JC: So you and your brother and your dad had some very revolutionary ideas. I mean, I think Import Plaza is the first of its kind in the country, and the concept of, as you say, incubator buildings, what was the workings when you and your dad and Sam sat around and talked -- I mean, you and your dad and Bill sat around and talked, how did you get those ideas?

SN: I don't know. We get all the different ideas. It is just like Made in Oregon store was my idea that -- I don't want to brag, it sounds like I'm bragging about these things, but I'm just talking about just the way business goes. You know, I travelled all over the world, and always sat in the waiting room, you know, terminal, waiting room. I noticed all these stores that were in there were doing tremendous business. So I thought I'd like to open up a store in PDX. And so I came back, and I had a friend, Punch Green. Punch Green was very friendly to me, person. He was the commissioner of the port here, and then I went to Punch Green. I said, "Punch, I want to open up a store in the airport," and Punch said, "There's a store there like that already, can't have another store." Well, I thought there was supposed to be an open bidding basis because this is the public. "Yeah, but those people have the inside room with the governor so, you know, can't do much about it." [Laughs] Politics, you know. There is always that. So I thought, then I talked to him again. What if I come up with a new idea of retailing that might fit in? "Oh, there's nothing much you can do," you know how he talks, and Punch went on, and I said, "Okay." Well then, I said to him -- I said, "What if I started a store that sold just Oregon products, Oregon products, and I'll call it Made in Oregon?" And he lit up. He says, "That sound good, but what is there in Oregon you can sell?" [Laughs] "Well, just give me a little space there, and I'll gather some stuff together and get one going." So he calls up the executive director, tells him, "See if you can find a space for him." So he gave me a little dinky little space the size of this room maybe at the airport and right off, immediately of course, it was success. Everybody want to buy things that are made in Oregon. And so, and then more and more things, products came on. More things started, more people were making things because -- for our store. That's the way... well, we had Pendleton, you know. I went to see Mort Bishop and bought from Mort and the wineries. Sokol was there. Sokol Blosser and the Willamette Valley people started out just about that time. That was over twenty-five, twenty-six, twenty-seven years now since we opened the first store in the airport.

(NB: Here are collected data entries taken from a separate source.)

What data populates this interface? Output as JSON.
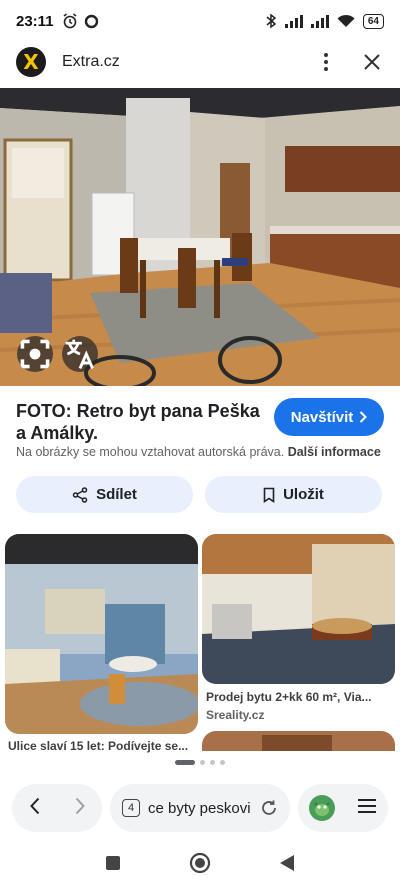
{
  "status_bar": {
    "time": "23:11",
    "battery": "64",
    "icons": [
      "alarm-icon",
      "circle-icon",
      "bluetooth-icon",
      "signal-icon",
      "signal-icon",
      "wifi-icon",
      "battery-icon"
    ]
  },
  "header": {
    "site_name": "Extra.cz",
    "logo_letter": "X"
  },
  "hero": {
    "lens_icon": "lens-icon",
    "translate_icon": "translate-icon"
  },
  "result": {
    "title": "FOTO: Retro byt pana Peška a Amálky.",
    "visit_label": "Navštívit",
    "copyright_text": "Na obrázky se mohou vztahovat autorská práva.",
    "more_info": "Další informace"
  },
  "actions": {
    "share_label": "Sdílet",
    "save_label": "Uložit"
  },
  "related": [
    {
      "caption": "Ulice slaví 15 let: Podívejte se..."
    },
    {
      "caption": "Prodej bytu 2+kk 60 m², Via...",
      "source": "Sreality.cz"
    }
  ],
  "pager": {
    "pages": 4,
    "active": 1
  },
  "browser": {
    "tab_count": "4",
    "url_text": "ce byty peskovi"
  },
  "colors": {
    "accent": "#1a73e8",
    "pill_bg": "#e8f0fe",
    "logo_yellow": "#f5c400"
  }
}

<End Segment 9> - Copyright © 2003 Oregon Nikkei Endowment and Densho. All Rights Reserved.

<Begin Segment 10>

JC: It seems like the Naito family has been blessed with the Midas touch. That everything that you started was very successful. Is that true or were there things that were difficult that weren't so successful?

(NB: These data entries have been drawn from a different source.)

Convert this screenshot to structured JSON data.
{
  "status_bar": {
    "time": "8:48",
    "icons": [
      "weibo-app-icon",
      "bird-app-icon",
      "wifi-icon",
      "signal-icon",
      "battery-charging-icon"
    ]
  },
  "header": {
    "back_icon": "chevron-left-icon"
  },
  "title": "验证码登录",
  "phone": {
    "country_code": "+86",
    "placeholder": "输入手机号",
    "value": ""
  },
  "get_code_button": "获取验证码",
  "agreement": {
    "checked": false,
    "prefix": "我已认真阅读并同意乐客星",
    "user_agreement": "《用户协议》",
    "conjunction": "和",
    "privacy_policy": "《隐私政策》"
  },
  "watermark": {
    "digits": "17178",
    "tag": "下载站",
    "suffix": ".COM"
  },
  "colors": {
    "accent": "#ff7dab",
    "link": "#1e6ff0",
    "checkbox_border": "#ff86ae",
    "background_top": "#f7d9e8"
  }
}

SN: Oh, yeah. There were some things that weren't successful. I would say that, that this building here was a very tough building to rent. It was, you know, very expensive, very expensive. McCormick Pier Apartments, we didn't really make any money for it the first ten years. For some reason or another, it just didn't come, overrun cost was way over. Our Norcrest wholesale business became very, very competitive, so our business there has slowed down there. We don't, it's a shadow of what we used to do around the country. That's because the economic situation changes. When you are selling to lots and lots of small stores, corner drug stores, the hardware stores, little gift shops in all these smaller towns and so on, they've all disappeared because when the big box stores like Walmart, Target and all those stores came in, they just crushed all those small stores, the mom and pop stores and so on. And so the Norcrest business can't survive without some chain store. We'd sell certain line of things to Fred Meyer right now, for example, but we used to sell to big chains of 2000, 3000 store chains, you know. Some of those stores have gone in the wayside like K-mart is doing, and so, you see, things change very rapidly in the mercantile business. It's a very, very difficult thing. But there's so many, we tried other things. I can remember we thought that a candy shop would be great. We opened up a small candy shop in Lloyd Center, but it didn't go, unit sales were too small. We couldn't sell, we were selling jelly beans, jelly beans made famous by Ronald Reagan. So we were selling that, but you know, the total amount was too small and we had, we opened up different kinds of concepts, some good. We have to do that, otherwise, you can't...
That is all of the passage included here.